Farm subsidies are being replaced with an Environmental Land Management (ELM) scheme in England. Robert Hodgkins outlines who will benefit.

We’re going through some strange times over here in the UK at the moment. Farming is in flux.

Brexit has divided the country into the ‘remoaners’ and the ‘brexiteers’. A lot was speculated about what would happen under either scenario, but little was known. Now we’re two months in and we know that it has created a paperwork nightmare for the live export industries.

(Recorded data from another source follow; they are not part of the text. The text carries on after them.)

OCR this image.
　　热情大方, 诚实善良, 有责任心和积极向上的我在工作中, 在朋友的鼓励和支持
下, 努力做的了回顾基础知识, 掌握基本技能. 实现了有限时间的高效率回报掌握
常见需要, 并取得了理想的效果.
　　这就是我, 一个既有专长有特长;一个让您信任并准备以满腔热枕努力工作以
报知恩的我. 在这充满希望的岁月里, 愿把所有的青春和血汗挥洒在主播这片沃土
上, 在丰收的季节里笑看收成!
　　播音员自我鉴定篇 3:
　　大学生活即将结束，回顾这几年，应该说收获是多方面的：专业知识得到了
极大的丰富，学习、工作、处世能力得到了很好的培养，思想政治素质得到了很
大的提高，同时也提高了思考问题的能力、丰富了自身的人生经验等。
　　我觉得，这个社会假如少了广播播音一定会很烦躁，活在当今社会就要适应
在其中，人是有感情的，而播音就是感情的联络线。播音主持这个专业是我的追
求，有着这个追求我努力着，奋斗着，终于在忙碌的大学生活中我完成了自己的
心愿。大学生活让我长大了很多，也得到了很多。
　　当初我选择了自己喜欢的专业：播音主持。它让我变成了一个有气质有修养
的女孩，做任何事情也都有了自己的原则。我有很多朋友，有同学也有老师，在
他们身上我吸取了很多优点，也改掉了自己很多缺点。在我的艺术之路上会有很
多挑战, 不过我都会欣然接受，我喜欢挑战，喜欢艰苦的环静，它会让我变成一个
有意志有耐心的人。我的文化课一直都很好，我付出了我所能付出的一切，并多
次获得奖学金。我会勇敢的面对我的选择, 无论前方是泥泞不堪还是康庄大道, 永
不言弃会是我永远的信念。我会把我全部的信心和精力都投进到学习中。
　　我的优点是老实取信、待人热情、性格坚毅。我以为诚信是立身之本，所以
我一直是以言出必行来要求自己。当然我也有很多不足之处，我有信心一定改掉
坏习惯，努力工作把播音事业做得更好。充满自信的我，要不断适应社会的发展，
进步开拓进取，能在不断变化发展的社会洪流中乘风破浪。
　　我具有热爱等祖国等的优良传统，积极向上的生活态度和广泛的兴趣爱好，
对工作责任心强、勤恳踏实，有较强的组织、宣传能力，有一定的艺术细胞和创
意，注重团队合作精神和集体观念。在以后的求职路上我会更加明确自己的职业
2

There has been short term pain for the commodity markets – moving grain off-farm in December 2020 and January was pretty much impossible as everything ground to a halt while we watched and waited. Otherwise, Brexit alone would’ve created little short term change, however, supply issues were exacerbated by Covid, as products previously destined for catering markets have been piling up, waiting to be repackaged for domestic use.

Amidst the chaos, the announcement for the structure of the end of direct farm payments (subsidy) was announced. All farm ‘support’ will be phased out and replaced by a scheme called ELMs (Environmental Land Management) with a tagline, ‘public money for public goods.’ No detail for this scheme has been released yet, and a public good is still being defined. Leaving farmers and landowners hanging. Again, there’s plenty of speculation and much hope that the new scheme will go a long way to replace the previous levels of funding. Our feeling is that this new pot of cash is being asked to go a lot further – funding research and development up to national scale. We think some, like upland farmers will have profitable opportunities if they’re happy to give up or significantly scale back their farming. We think mixed farming will be a winner and largely productive lowland farming the looser. Unless they wish to open their farms up to wider public access. Covid-19 has reignited a generation’s desire to go walking in the countryside – which is bringing a new generation of dog owners to the footpaths across the countryside and a new flood of dog attacks on sheep grazing the fields near the footpaths.

It feels like direct drilling might be a big winner under the new ELMs scheme. It’s been common practice for arable farms here to bale most of their straw for the last 30 years and put nothing back.

Our neighbours went boots and all into direct drilling about 10 years ago without any preparation. Fortunately, they’re an owned farm as their farming system wouldn’t cover a commercial rent. The fear is people will be pushed down the wrong road so the government can claim they’re reducing farming emissions and sequestering soil carbon but without a real understanding of what they’re doing. Which could lead to worse weed pressures, increased run-off, increased compaction and much lower yields if people dive into the scheme without the education.

We have been growing cover crops, grazing sheep and chopping all our straw and resurrecting our field drainage systems in preparation for a change in establishment system. Five years in, we are moving to strip tilling. We don’t know where this will sit with Government support or not but we know where we’re headed and I don’t believe farming for subsidy is ever a good strategy.

Finally, the fashionable gentleman landowner is ditching farming altogether in favour of planting trees. These are either in rows between the arable – agroforestry or planted randomly for carbon offsetting. A few are simply doing nothing at all. They are rewilding the land, and getting paid handsomely for it.

If I sound bitter, I probably am. As a tenant farmer, it’s all about short term leases in the UK so none of these options are available to us. We’ll just get our heads down, keep grafting and see what shakes out. However, uncertain times and day to day big changes are threatening what we ‘knew’ yesterday and we’re seeing the first few farms go to the wall. It’s a very unsettling time to be a tenant farmer so fingers crossed we’ll make it out the other side.

In February, we launched a new onfarm venture called SheepLife Live. It will give paying members of the public a chance to come and feed an orphan lamb, have a tour of the farm at the end of lambing, do a treasure trail and play some giant garden games. This is a long way outside of our comfort zone, but we’re only 30 miles outside of central London and there’s plenty of townies to sell to. Fingers crossed we can make it work. If we can, we hope to clear about £30,000 (NZ$58,070) across 19 days.